If Mr. Lugar loses, the press will say the tea party did him in, that it's all part of an "ideological purge," it was the extremists versus the GOP establishment and the extremists won. This will be a partial misreading of the situation, but it will be repeated enough to damage the Republican brand, such as it is. In any case, if Mr. Lugar loses the enemies of the GOP will rejoice, because while it's assumed that he would sail through a general election, Mr. Mourdock might struggle.
As for "the tea party," it is good to remember it has blended into the Republican Party, as more or less its rightward edge, and in the blending saved the party. Republicans would have been nowhere if what's called the tea party had gone third-party.
If Mr. Lugar loses on Tuesday it will likely be due to two things. The first is a number: 35. That's how many years he's been in the Senate, how many years he's lived and worked primarily in the environs of Washington, not Indiana, where apparently he no longer has a home. That was a mistake. Thirty-five is a big number. Nonideological people might look at it and think, "It's time for a change."

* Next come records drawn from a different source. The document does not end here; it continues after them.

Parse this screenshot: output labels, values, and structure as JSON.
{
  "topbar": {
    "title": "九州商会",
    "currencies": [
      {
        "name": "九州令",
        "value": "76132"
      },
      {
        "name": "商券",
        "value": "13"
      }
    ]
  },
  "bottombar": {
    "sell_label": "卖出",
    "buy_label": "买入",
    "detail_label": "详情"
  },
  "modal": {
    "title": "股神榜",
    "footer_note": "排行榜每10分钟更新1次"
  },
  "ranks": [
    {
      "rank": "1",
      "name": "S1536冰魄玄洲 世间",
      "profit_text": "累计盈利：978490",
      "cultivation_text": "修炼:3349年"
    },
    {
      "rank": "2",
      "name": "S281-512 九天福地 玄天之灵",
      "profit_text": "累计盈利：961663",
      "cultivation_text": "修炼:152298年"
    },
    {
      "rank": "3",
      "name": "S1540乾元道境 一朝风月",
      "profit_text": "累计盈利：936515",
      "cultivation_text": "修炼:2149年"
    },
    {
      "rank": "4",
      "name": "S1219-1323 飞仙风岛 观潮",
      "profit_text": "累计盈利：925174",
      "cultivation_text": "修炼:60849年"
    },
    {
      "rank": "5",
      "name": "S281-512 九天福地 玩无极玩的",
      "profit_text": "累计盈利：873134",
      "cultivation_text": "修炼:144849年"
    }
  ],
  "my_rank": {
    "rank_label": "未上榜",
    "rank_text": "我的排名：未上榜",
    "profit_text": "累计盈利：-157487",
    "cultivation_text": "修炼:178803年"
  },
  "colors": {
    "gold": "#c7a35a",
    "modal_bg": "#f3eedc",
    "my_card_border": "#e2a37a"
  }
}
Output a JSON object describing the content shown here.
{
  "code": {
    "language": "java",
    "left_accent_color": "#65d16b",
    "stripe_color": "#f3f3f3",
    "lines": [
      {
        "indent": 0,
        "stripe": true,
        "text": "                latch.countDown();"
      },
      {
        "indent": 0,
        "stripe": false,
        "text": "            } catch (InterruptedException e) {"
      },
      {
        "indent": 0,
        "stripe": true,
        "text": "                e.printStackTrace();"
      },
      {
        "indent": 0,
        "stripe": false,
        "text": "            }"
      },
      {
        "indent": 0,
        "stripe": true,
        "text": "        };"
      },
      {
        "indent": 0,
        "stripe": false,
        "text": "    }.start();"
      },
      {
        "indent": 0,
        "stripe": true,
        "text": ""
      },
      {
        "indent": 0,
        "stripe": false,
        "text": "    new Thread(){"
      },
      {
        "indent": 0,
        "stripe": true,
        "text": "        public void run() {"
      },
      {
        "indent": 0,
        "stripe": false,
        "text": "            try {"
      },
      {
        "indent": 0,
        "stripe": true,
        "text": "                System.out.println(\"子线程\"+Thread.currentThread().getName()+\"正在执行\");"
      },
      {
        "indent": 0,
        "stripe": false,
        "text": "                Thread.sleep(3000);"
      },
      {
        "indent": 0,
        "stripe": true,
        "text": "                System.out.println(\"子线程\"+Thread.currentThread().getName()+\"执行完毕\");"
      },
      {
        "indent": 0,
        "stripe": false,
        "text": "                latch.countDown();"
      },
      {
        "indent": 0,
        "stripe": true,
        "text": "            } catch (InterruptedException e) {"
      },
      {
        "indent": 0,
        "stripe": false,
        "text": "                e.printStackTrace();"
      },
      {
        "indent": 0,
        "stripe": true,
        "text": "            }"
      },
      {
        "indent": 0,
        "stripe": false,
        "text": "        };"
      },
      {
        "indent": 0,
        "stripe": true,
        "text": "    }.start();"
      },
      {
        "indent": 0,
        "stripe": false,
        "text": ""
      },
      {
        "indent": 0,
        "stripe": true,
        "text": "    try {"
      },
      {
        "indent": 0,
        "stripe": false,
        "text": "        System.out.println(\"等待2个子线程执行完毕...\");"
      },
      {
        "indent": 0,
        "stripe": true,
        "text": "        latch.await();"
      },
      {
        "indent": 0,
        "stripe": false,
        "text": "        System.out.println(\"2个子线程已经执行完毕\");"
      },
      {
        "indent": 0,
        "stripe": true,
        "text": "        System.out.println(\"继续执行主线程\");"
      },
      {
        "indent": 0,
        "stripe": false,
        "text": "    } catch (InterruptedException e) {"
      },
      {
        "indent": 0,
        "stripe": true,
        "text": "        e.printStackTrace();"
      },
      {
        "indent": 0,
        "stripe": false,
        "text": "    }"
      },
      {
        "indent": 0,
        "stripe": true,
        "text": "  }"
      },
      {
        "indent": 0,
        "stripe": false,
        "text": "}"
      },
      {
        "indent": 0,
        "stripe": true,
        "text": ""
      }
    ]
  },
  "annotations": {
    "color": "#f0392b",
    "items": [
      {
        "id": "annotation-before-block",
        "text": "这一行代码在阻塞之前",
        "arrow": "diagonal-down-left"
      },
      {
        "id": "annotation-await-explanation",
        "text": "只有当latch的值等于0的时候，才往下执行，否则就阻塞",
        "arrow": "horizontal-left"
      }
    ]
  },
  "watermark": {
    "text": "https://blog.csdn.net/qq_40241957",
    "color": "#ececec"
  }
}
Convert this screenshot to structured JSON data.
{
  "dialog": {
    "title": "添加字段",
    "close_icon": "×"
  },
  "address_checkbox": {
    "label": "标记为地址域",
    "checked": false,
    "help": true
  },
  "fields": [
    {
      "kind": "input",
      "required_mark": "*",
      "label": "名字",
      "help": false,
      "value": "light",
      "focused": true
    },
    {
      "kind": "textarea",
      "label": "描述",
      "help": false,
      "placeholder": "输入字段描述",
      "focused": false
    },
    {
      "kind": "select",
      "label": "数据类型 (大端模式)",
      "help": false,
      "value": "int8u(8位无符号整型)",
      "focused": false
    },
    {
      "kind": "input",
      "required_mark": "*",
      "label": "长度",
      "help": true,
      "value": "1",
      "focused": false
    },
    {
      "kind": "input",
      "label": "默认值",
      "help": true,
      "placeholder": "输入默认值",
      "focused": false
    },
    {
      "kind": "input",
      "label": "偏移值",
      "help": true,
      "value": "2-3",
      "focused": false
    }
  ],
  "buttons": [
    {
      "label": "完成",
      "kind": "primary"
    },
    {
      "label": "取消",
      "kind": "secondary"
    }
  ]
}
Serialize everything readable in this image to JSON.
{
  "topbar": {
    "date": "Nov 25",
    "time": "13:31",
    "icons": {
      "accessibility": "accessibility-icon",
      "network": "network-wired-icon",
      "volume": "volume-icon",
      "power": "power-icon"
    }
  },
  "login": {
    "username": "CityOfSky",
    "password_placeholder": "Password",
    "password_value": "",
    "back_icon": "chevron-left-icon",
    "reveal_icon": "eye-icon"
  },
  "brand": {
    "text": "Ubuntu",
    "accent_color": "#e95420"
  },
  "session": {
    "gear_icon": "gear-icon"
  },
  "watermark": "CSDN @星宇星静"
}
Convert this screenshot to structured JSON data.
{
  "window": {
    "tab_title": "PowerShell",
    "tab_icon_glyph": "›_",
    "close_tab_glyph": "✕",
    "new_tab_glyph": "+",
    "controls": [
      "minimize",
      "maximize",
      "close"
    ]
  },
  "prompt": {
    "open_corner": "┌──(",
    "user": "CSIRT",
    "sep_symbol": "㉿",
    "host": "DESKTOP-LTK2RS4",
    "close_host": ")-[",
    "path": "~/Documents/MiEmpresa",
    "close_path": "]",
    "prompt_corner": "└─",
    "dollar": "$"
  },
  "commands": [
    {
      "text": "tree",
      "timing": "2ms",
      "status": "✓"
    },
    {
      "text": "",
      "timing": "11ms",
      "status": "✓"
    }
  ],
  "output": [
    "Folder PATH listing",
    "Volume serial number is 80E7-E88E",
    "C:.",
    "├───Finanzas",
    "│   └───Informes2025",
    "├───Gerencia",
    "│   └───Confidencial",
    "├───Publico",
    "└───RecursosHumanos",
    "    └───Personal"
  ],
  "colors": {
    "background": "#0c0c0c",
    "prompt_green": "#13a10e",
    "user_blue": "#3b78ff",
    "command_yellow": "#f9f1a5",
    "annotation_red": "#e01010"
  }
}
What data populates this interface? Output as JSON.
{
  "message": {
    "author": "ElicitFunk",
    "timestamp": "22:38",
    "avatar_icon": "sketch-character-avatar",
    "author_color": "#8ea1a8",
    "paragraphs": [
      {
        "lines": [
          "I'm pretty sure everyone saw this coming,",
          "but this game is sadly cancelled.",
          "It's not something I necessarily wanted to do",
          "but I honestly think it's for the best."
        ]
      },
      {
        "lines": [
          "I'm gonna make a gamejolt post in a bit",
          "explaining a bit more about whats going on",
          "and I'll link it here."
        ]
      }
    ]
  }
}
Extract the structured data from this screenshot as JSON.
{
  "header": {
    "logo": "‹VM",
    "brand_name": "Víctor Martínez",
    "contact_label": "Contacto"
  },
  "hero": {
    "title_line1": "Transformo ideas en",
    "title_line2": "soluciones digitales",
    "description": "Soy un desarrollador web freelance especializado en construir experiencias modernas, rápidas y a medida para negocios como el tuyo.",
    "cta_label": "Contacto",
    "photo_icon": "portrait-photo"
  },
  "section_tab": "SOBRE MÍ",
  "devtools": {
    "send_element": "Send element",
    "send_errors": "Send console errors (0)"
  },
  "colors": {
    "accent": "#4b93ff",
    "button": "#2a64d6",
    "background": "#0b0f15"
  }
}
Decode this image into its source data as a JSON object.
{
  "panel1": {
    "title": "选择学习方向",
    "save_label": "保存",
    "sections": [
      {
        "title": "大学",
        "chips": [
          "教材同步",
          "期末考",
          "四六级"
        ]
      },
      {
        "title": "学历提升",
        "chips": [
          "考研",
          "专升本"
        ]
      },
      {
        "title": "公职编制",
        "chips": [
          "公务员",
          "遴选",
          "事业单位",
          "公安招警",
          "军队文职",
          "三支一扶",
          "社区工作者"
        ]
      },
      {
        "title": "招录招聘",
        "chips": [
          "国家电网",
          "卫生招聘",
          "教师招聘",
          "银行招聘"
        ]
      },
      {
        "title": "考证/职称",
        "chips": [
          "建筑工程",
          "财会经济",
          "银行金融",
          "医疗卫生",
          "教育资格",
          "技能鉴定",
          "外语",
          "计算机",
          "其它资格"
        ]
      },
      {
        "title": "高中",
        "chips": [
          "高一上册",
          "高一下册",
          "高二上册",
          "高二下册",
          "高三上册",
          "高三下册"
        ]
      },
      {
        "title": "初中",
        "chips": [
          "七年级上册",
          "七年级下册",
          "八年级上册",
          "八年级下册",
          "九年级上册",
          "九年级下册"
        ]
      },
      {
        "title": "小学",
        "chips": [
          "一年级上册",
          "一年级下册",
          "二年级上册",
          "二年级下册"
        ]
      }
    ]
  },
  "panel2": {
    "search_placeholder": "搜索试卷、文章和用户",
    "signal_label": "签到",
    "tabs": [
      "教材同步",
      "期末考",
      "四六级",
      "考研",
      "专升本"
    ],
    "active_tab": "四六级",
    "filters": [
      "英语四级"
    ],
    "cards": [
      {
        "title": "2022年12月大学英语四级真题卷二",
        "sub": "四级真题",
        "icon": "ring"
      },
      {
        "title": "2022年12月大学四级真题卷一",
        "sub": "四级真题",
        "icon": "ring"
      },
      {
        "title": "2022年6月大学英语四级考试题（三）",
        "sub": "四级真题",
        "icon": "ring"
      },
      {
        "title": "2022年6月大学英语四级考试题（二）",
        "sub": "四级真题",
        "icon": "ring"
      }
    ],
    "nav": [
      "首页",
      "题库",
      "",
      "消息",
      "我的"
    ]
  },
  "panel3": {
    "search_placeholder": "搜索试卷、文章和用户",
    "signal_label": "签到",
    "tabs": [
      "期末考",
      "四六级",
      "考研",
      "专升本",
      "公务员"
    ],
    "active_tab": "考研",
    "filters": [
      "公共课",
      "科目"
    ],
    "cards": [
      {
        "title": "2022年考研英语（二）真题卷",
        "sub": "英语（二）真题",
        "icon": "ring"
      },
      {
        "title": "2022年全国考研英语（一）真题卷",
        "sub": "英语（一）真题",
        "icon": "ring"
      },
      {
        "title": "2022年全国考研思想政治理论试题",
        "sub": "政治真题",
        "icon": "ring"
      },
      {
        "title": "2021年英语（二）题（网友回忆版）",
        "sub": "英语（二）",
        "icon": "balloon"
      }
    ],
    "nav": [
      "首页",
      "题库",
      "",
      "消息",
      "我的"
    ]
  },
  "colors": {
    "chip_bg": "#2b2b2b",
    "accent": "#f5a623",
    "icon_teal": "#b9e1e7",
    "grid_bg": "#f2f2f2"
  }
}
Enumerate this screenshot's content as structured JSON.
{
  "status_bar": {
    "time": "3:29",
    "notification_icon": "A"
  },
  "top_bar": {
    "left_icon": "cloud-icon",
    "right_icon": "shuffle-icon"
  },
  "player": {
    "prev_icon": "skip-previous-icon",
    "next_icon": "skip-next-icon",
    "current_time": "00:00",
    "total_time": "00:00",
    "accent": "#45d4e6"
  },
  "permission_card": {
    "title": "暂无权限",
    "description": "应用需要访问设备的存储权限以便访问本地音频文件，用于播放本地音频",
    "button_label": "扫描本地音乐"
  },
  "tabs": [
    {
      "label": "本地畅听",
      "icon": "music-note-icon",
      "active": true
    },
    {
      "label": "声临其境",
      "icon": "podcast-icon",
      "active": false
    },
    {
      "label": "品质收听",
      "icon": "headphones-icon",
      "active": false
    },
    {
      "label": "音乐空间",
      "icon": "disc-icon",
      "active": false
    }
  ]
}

The other reason is a fact. What fuels conservative frustration is not only legislation like ObamaCare and scandals like Solyndra, but a growing sense that for 40 years, members of the party have sent Republicans to Washington and Washington—its spending, its regulating, its demands—keeps getting worse, not better. How could this be? It's not just that Democrats have their Democratic ways, it's that the Republicans they've sent haven't waged a good enough fight. Everything bad there happened while they were there. So—tear it all down, remove everyone and start over.
This is a hard argument to counter because there is some truth in it. No matter who you send, Washington keeps growing. But Mr. Lugar remains as what he is, exceptional, and in his case there are many factors.
He's fought many fights to keep bad policy from being imposed. (Unfortunately, there's never a memorial to the bad bill that didn't happen.) He's waded into serious policy issues, such as disarmament, that get little credit but are crucial. And in a practical sense, conservatives might note that the senior senator from Indiana has just had the scare of his political life. He's never been primaried before.
It is likely that he will return to Washington, if he's allowed to return, newly alive to certain conservative needs and concerns. There, he will be able to take what might be called a refreshed sense of where people are, combine it with a veteran's knowledge of how to move things forward, and help make the kind of progress conservatives long for.
Does all this reflect a bias toward stability, toward those who know how to lead and compromise and find agreement, at a time when Washington seems increasingly immature, feckless, unaware of urgency?
Yes, I do declare that bias. In Washington now very few have their eye on the big picture. Mr. Lugar does.
Mark Peters of this paper wrote a smart piece this week noting that the primary is an open one, and the race may come down to the independent vote.
They should save the old guy. He has value.